The latter interpretation is not so uncommon, given there is not an easy
way to ask the kernel what is the default negotiation protocol and there
is not a way to blacklist protocols.
I planned to implement a blacklist mechanism (along with a preference
list) but it is overkill for the present purpose.

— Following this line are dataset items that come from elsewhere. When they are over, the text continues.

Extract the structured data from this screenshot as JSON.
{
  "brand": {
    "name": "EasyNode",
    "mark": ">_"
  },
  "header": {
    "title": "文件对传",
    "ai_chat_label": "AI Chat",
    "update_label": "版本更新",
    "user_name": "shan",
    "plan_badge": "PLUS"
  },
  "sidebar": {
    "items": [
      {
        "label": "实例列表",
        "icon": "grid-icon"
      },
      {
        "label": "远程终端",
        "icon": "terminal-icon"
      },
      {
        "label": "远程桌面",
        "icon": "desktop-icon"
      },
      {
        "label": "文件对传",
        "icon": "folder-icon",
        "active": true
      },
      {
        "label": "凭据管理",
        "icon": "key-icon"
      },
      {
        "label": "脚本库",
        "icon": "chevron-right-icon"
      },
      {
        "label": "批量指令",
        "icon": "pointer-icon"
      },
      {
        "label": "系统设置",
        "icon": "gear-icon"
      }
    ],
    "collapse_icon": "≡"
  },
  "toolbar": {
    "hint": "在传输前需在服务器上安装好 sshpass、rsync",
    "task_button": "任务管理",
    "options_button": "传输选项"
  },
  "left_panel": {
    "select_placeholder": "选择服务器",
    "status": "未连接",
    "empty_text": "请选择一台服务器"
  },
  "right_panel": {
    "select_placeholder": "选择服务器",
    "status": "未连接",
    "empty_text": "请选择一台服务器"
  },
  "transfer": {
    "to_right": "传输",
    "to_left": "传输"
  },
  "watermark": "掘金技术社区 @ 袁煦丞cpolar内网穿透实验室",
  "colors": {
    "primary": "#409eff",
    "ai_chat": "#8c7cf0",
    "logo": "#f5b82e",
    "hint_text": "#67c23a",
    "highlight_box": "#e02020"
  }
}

My suggestion is to add an additional boolean to make this option
strict, so it would be possible to let old code use sec as a
suggestion while others can start adding the boolean if they prefer
failures over silent changes.
Obviously, this requires changes in doc and mount.cifs but could save
some headaches.
Regards,
Germano
On 12/08/2016 09:03 AM, Sachin Prabhu wrote:
> On Thu, 2016-12-08 at 02:06 -0600, Scott Lovenberg wrote:
>> On Thu, Dec 8, 2016 at 12:46 AM, Sachin Prabhu <sprabhu@xxxxxxxxxx>
>> wrote:
>>>
>>> If the security type specified using a mount option is not
>>> supported,
>>> the SMB2 session setup code changes the security type to
>>> RawNTLMSSP. We
>>> should instead fail the mount and return an error.
>>>
>>> Signed-off-by: Sachin Prabhu <sprabhu@xxxxxxxxxx>
>>> ---
>>> fs/cifs/smb2pdu.c | 3 ++-
>>> 1 file changed, 2 insertions(+), 1 deletion(-)
>>>
>>> diff --git a/fs/cifs/smb2pdu.c b/fs/cifs/smb2pdu.c
>>> index 5ca5ea46..e66fad6 100644
>>> --- a/fs/cifs/smb2pdu.c
>>> +++ b/fs/cifs/smb2pdu.c
>>> @@ -955,7 +955,8 @@ SMB2_sess_auth_rawntlmssp_authenticate(struct
>>> SMB2_sess_data *sess_data)
>>> static int
>>> SMB2_select_sec(struct cifs_ses *ses, struct SMB2_sess_data
>>> *sess_data)
>>> {
>>> - if (ses->sectype != Kerberos && ses->sectype != RawNTLMSSP)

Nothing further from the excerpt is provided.